J’ai également été au cœur d’un atelier de création à Tôkyô pendant quatre ans, avec Jean-David Morvan et Philippe Buchet, et j’ai aussi effectué un nombre considérable de missions d’interprète dans le milieu de l’édition au Japon, parfois avec des dessinateurs de mangas shônen justement. J’imagine que tout cela m’a aidé à rester au contact des shônen à la mode. Cependant, comme tu le mentionnais, la troisième génération de traducteurs est là, et je dois redoubler d’efforts pour ne pas tomber dans l’oubli !
À l’inverse, je suis très intrigué par la manière dont tu travailles et sur la façon dont les éditeurs de mangas t’approchent. Pour moi, tu es un peu le Capitaine Flam de la traduction de manga : “Au fin fond de l’Univers, à des années et des années-lumière de la Terre, veille celui que les éditeurs appellent quand ils ne sont plus capables de trouver une solution à leurs problèmes, quand il ne reste plus aucun espoir…”

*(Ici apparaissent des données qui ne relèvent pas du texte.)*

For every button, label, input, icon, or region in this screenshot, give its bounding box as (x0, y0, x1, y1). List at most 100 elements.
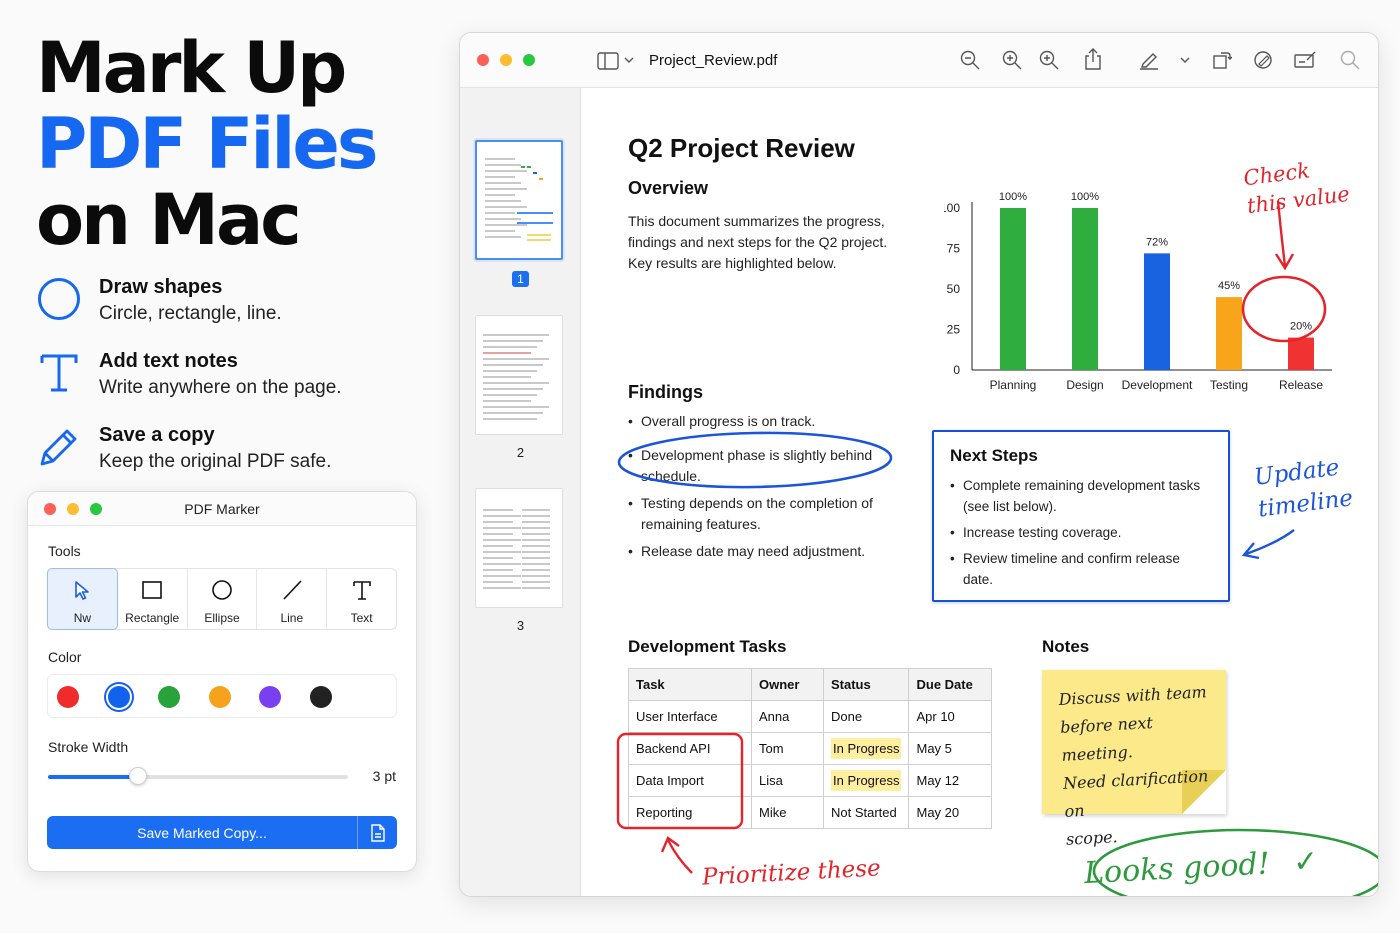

P. H. : Tu n’es pas loin de la réalité. À vrai dire, j’ai passé toutes les années 1990 à Tôkyô, ce qui fait que je n’étais même pas au courant que la mangamania avait gagné la France. Quand je suis rentré en 2003, je me suis aperçu que des éditeurs étaient à la recherche de gens comme moi, qui pouvaient justifier d’un niveau de lecture en japonais un peu supérieur à ce qu’ils trouvaient chez l’étudiant lambda. Ma carte de visite, c’était un gros roman de 700 pages que j’avais traduit et qui venait de sortir, Dogra Magra, de Yumeno Kyûsaku (éd. Philippe Picquier), dont Miyako Slocombe (voir pp. 10-12) traduira des années plus tard une adaptation très libre en manga de Suehiro Maruo pour le Lézard Noir. Et comme en plus j’adorais les mangas que j’avais lus au Japon, plutôt du manga d’auteur mais pas uniquement, je n’ai pas eu trop de difficulté à m’introduire dans le milieu. Je parle d’une époque que les moins de 20 ans ne connaissent pas et que les autres essaient d’oublier, quand Dominique Véret, Grand-Fred et Petit-Fred gagnaient de l’argent pour Delcourt, Julien Bastide montait des expos CLAMP à Angoulême et Frédéric Boilet proclamait tout seul l’indépendance de “la manga” d’auteur. Et quasiment en même temps, j’ai traduit Tezuka Osamu pour Delcourt. Mon premier, c’était Barbara, en binôme avec Jacques Lalloz. Puis encore Tezuka mais pour Cornélius (Prince Norman) et Terre de rêves de Taniguchi Jirô pour Casterman. Ensuite, l’étape marquante, c’est au moment où NonNonBâ, de Mizuki Shigeru, traduit avec mon épouse pour Cornélius, a reçu le Fauve d’Or du Meilleur Album à Angoulême en 2007. Je me suis trouvé en phase avec la nouvelle approche qui a émergé à ce moment-là, qui voulait sortir du mythe selon lequel “le manga, il n’y a que les fans qui comprennent et qui peuvent en parler”. Et en traduction, ça voulait dire d’abord traduire de façon à ce que le sens de l’histoire s’éclaire, et que le lecteur comprenne ce que les personnages disent et veulent dire. Recherche de la clarté avant tout, et placer le lecteur en situation de proximité. Je veux dire par là : remplacer la vision “les Japonais, ils…” par “Le père de Shige dans NonNonBâ, je veux le même”. C’est à ce moment que je situe l’apparition de la deuxième génération de traducteurs.